Whether a mathematical proposition is true or not is indeed independent of physics. But the proof of such a proposition is a matter of physics only. There is no such thing as abstractly proving something, just as there is no such thing as abstractly knowing something. Mathematical truth is absolutely necessary and transcendent, but all knowledge is generated by physical processes, and its scope and limitations are conditioned by the laws of nature…

Consequently, the reliability of our knowledge of mathematics remains for ever subsidiary to that of our knowledge of physical reality. Every mathematical proof depends absolutely for its validity on our being right about the rules that govern the behavior of some physical objects, like computers, or ink and paper, or brains.

This does two things: it confirms the transcendence of mathematical truth and highlights, or forces the recognition of the consistent interaction of physical and abstract things.

In another passage about numbers he writes this:

Mathematicians nowadays distinguish between numbers, which are abstract entities, and numerals, which are physical symbols that represent numbers; but numerals were discovered first. They evolved from ‘tally marks’ (I, II, III, IIII,…) or tokens such as stones, which had been used since prehistoric times to keep track of discrete entities such as animals or days…The next level above tallying is counting, which involves numerals…it (tallying) is an impractical system.
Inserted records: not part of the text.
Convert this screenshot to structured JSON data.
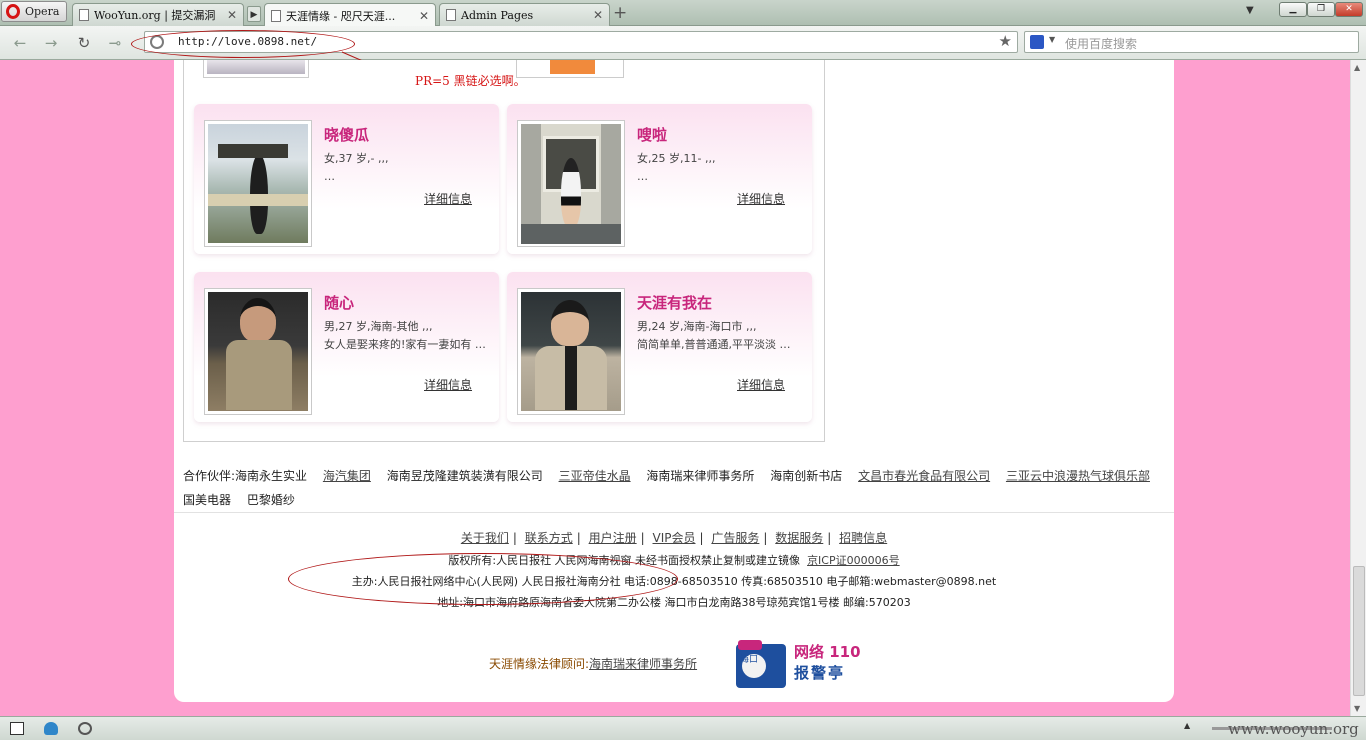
{
  "browser": {
    "menu_label": "Opera",
    "tabs": [
      {
        "label": "WooYun.org | 提交漏洞"
      },
      {
        "label": "天涯情缘 - 咫尺天涯..."
      },
      {
        "label": "Admin Pages"
      }
    ],
    "url": "http://love.0898.net/",
    "search_placeholder": "使用百度搜索"
  },
  "annotation": "PR=5 黑链必选啊。",
  "cards": [
    {
      "name": "晓傻瓜",
      "info": "女,37 岁,- ,,,",
      "desc": "…",
      "detail": "详细信息"
    },
    {
      "name": "嗖啦",
      "info": "女,25 岁,11- ,,,",
      "desc": "…",
      "detail": "详细信息"
    },
    {
      "name": "随心",
      "info": "男,27 岁,海南-其他 ,,,",
      "desc": "女人是娶来疼的!家有一妻如有 …",
      "detail": "详细信息"
    },
    {
      "name": "天涯有我在",
      "info": "男,24 岁,海南-海口市 ,,,",
      "desc": "简简单单,普普通通,平平淡淡 …",
      "detail": "详细信息"
    }
  ],
  "partners": {
    "label": "合作伙伴:海南永生实业",
    "items": [
      "海汽集团",
      "海南昱茂隆建筑装潢有限公司",
      "三亚帝佳水晶",
      "海南瑞来律师事务所",
      "海南创新书店",
      "文昌市春光食品有限公司",
      "三亚云中浪漫热气球俱乐部",
      "国美电器",
      "巴黎婚纱"
    ]
  },
  "footer": {
    "links": [
      "关于我们",
      "联系方式",
      "用户注册",
      "VIP会员",
      "广告服务",
      "数据服务",
      "招聘信息"
    ],
    "copyright": "版权所有:人民日报社  人民网海南视窗 未经书面授权禁止复制或建立镜像",
    "icp": "京ICP证000006号",
    "host": "主办:人民日报社网络中心(人民网) 人民日报社海南分社 电话:0898-68503510 传真:68503510   电子邮箱:webmaster@0898.net",
    "address": "地址:海口市海府路原海南省委大院第二办公楼 海口市白龙南路38号琼苑宾馆1号楼 邮编:570203",
    "legal_label": "天涯情缘法律顾问:",
    "legal_link": "海南瑞来律师事务所",
    "police_line1": "网络 110",
    "police_line2": "报警亭",
    "police_badge": "海口"
  },
  "watermark": "www.wooyun.org"
}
For instance, even the simplest operations on numbers represented by tall marks, such as comparing them, doing arithmetic, and even just copying them, involves repeating the entire tallying process….The earliest improvement may have been to just group the tally marks…Later, such groups were themselves represented by shorthand symbols….By exploiting the universal laws of addition, those rules gave the system some important reach beyond tallying – such as the ability to perform arithmetic…Something new has happened here, which is more than just a matter of shorthand: an abstract truth has been discovered…Numbers have been manipulated in their own right, via their numerals.

I mean it literally when I say that it was the system of numerals that performed arithmetic. The human users of the system did of course physically enact those transformations. But to do that, they first had to encode the system’s rules somewhere in their brains, and then they had to execute them as a computer executes its program. (emphasis added)

This seems to be telling us something about how we might find the abstractions that facilitate knowledge. It’s likely never a direct path, but it happens.

Knowledge, Deutsch imagines, is a growing sphere against the unknown. This is a nice image. All evils, he will claim, are due to a lack of understanding. I think I have always believed something like this. Other expressions I find refreshing: knowledge is our superpower, it has infinite reach, and mistakes are a gift – the faster we make them, the faster we acquire knowledge. And all of this is not just about science, it’s about everything.

I have become fully preoccupied with finding some way to comprehend the inter-relatedness or connectedness of everything, from explosive cosmological origins to human thoughts and ideas. It seems to me that mathematics provides a lens on the ground that is common to both thoughts and objects. Deutsch’s view always pulls me in. Today, what I share without hesitation is the optimism provided by a reliance on understanding, and the truth that knowledge has infinite reach. I agree that our world contains possibilities we have not yet imagined.